Dr. Todd Woodward is endeavouring to lead the way to the next revolution in therapy for people with schizophrenia and psychosis. Currently, his research team is measuring how brain signals change as symptoms of psychosis become more severe. The goal is to use neuromodulation to impose symptom-free patterns on the brain of an individual with schizophrenia, improving their response to medication and other non-drug therapies.

As one of the world’s leading experts in imaging brain networks, Dr. Woodward recently won a major equipment grant. This funding will allow the purchase of equipment capable of modulating the brain’s signals with a precision that has not been possible until now.

“Our work in brain imaging has reached a point where we understand enough about healthy brain network patterns, and how they change as symptoms change, to start to test different ways to modify brain signals. The goal is to pre-treat clients with a healthier pattern of brain functioning that could make the individual more open to therapeutic interventions,” says the University of British Columbia Professor in Psychiatry and research scientist with the B.C. Mental Health and Addictions Research Institute (BCMHARI).

Dr. Woodward leveraged funding previously awarded by B.C. Schizophrenia Society Foundation. Through the generosity of its donors, BCSS Foundation provided $75,000 towards the purchase of a 256-channel electroencephalogram (EEG) machine. Fitting on the head like a cap with 256 tiny nodes, the EEG machine measures a denser amount of electrical activity in the brain, when compared to conventional EEG machines. With the support of the recently awarded funds (to him and Assistant Professor Dr. Christine Tipper), he now has the neuromodulation hardware that connects to the EEG machine. The two pieces of equipment will allow for the healthy recorded brain patterns to be fed back to the dysfunctional brain, helping an individual with schizophrenia get to a healthier state and possibly enhancing response to therapeutic interventions.

Drs. Woodward and Tipper are the first researchers in Canada to obtain the high-density neuromodulation hardware, and Dr. Woodward is the first schizophrenia researcher in the world to apply this to the treatment of schizophrenia. The first phase of research will continue their work studying the healthy brain to identify the brain networks required under a range of conditions, and to learn what changes in the brain of an individual with schizophrenia when they become unwell. The goal is to feed back these healthy brain patterns to people with schizophrenia, using the EEG neuromodulation system.

“The future impact on people with schizophrenia could be very substantial,” says Dr. Woodward. “By measuring healthy brain patterns, brain patterns that change when symptoms become severe, and feeding the healthy patterns back into the disordered brain, we can enhance the brain’s responsiveness to treatments. Ultimately, this could also impact any mental disorder such as depression or autism once we understand how the brain networks change for those disorders and alter them.”

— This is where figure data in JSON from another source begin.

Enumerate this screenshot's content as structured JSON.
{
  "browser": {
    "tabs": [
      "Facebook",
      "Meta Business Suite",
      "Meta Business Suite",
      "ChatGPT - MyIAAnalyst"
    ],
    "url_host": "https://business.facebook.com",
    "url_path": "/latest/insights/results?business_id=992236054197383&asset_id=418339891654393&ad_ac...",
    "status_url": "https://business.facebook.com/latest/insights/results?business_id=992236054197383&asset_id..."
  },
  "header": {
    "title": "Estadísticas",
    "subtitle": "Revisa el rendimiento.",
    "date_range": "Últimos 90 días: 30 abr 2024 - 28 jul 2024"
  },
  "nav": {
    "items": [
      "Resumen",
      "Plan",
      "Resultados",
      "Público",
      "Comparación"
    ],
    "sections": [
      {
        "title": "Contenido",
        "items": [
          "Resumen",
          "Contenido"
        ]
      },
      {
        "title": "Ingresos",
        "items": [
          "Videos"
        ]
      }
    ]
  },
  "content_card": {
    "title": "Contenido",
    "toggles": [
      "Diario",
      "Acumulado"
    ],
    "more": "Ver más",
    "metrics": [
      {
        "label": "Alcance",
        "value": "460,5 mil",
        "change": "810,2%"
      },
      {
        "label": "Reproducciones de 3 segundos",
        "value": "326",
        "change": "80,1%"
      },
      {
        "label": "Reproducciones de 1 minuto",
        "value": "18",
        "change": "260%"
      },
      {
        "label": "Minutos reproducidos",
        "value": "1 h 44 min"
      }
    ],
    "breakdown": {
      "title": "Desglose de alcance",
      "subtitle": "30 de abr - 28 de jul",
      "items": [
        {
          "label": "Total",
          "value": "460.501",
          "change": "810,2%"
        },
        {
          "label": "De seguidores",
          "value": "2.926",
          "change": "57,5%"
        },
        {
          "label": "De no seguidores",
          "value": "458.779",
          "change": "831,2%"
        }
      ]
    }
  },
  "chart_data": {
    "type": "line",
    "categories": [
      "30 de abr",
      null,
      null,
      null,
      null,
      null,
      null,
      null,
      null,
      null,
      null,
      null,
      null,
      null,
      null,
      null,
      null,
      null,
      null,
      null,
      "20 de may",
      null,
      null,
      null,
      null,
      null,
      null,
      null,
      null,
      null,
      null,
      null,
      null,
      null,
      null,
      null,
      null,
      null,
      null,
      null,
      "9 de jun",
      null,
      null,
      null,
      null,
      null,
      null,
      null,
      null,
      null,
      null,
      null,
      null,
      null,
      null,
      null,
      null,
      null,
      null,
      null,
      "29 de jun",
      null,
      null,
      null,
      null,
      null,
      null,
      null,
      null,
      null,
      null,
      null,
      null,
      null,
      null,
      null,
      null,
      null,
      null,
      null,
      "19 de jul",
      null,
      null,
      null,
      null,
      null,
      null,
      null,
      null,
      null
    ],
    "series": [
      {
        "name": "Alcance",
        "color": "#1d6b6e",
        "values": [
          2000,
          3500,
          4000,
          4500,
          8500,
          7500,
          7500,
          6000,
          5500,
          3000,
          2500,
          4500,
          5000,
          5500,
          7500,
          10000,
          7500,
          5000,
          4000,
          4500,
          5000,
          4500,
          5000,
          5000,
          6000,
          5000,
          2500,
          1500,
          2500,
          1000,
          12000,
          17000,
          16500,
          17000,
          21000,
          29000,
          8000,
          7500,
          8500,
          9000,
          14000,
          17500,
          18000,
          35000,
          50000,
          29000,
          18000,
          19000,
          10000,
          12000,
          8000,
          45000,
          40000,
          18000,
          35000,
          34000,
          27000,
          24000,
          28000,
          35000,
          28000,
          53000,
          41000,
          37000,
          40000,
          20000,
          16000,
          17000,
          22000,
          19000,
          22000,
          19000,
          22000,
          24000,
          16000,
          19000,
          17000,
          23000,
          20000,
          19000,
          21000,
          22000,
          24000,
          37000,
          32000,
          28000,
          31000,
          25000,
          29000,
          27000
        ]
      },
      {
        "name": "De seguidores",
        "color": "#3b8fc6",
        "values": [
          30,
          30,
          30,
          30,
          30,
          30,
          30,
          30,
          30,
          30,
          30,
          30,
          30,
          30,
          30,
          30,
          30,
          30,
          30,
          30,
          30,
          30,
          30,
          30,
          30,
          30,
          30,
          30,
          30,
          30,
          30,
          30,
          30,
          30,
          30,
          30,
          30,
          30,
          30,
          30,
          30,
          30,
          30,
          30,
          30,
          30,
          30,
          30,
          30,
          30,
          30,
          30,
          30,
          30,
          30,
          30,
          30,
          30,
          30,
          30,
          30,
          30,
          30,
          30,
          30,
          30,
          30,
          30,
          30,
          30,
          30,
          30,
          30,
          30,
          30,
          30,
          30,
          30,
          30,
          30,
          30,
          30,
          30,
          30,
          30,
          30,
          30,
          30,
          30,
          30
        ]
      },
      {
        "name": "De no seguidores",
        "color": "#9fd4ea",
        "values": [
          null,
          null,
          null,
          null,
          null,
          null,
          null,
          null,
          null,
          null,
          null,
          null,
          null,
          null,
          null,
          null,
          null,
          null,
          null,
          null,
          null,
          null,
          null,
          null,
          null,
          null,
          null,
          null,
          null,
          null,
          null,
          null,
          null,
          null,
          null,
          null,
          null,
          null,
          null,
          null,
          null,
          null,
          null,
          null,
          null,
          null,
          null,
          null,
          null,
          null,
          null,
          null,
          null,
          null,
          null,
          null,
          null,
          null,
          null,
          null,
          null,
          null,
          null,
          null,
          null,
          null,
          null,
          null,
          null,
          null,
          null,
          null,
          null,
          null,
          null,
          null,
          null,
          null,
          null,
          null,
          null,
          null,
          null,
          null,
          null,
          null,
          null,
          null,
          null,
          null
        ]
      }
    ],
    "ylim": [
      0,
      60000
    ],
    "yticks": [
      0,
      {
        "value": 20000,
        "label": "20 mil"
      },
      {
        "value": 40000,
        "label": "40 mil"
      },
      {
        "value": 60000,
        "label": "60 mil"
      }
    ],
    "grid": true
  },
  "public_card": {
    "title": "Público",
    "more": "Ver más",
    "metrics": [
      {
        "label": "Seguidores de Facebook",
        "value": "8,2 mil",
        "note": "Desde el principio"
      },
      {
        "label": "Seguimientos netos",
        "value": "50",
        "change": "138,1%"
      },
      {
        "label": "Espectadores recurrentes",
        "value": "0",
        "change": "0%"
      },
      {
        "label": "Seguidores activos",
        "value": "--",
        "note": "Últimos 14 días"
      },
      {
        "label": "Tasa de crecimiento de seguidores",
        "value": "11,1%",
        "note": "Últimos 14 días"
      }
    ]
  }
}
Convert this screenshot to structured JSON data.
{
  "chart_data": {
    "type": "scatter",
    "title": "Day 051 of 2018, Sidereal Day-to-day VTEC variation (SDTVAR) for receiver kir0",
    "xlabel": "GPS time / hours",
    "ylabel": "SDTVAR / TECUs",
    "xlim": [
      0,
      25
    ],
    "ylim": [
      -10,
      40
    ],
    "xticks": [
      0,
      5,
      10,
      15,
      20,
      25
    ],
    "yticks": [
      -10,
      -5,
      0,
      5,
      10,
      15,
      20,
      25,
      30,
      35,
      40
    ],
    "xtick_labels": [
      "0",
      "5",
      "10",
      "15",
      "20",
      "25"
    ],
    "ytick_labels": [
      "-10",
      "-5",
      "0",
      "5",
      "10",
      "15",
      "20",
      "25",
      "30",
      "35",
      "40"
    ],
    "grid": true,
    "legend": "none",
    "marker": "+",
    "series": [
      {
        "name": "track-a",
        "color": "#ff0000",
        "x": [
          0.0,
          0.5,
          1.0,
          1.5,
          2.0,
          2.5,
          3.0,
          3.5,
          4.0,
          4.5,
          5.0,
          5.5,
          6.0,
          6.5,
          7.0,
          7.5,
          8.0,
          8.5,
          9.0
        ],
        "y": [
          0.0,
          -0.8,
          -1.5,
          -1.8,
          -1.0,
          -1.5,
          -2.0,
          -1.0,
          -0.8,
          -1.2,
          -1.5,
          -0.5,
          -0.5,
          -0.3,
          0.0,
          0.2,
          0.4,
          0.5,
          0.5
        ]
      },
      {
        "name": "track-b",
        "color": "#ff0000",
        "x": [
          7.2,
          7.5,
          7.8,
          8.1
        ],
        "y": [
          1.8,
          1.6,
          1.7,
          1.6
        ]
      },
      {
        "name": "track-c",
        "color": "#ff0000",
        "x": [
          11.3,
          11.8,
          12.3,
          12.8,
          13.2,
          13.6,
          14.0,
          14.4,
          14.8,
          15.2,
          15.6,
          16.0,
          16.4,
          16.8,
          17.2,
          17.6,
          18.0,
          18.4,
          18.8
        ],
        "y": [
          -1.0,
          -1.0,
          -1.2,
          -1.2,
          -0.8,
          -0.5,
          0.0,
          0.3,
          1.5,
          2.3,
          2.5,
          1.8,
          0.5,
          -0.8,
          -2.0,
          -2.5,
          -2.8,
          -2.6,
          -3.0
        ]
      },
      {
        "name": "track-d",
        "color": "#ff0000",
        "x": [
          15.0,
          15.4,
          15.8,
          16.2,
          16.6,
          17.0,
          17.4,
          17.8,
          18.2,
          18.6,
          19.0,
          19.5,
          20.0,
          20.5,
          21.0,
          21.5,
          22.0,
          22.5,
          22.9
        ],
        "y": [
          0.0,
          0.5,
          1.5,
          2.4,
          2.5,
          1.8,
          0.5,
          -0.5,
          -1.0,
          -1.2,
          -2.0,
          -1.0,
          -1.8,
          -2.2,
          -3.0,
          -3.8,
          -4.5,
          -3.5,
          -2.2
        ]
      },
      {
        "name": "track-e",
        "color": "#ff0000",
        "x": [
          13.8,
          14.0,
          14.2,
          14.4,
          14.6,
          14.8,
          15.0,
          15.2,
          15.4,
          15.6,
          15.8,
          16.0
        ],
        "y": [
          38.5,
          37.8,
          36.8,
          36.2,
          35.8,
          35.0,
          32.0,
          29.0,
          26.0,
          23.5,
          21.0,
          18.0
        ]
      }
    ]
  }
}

For Dr. Woodward, like so many researchers studying schizophrenia, the importance of funding in furthering his investigations cannot be underestimated. Seed funding provided by the B.C. Schizophrenia Society Foundation has enabled Dr. Woodward to engage young scholars, cover the costs of research, and purchase necessary brain imaging equipment through his Cognitive Neuroscience of Schizophrenia Laboratory at the BCMHARI and the UBC Brain Dynamics Laboratory.

BCSS Foundation funding is also critical because the stigma surrounding schizophrenia continues to limit funding for research, says Woodward. This means that schizophrenia research and researchers aren’t getting the support and recognition they deserve.

Since 1995, BCSS Foundation has provided funding for more than 70 research projects and contributed nearly $2.5 million towards schizophrenia research. BCSS Foundation also partners with the Michael Smith Foundation for Health Research to fund Trainee Awards for Post-Doctoral Fellows investigating schizophrenia.

While progress is being made to improve our understanding and treatment of schizophrenia, continued investment into schizophrenia and brain research is urgently needed. The more BCSS Foundation and its donors support research and researchers like Dr. Todd Woodward, the sooner we will be able to find better treatments and hopefully, one day, stop schizophrenia’s harmful impact on people’s lives.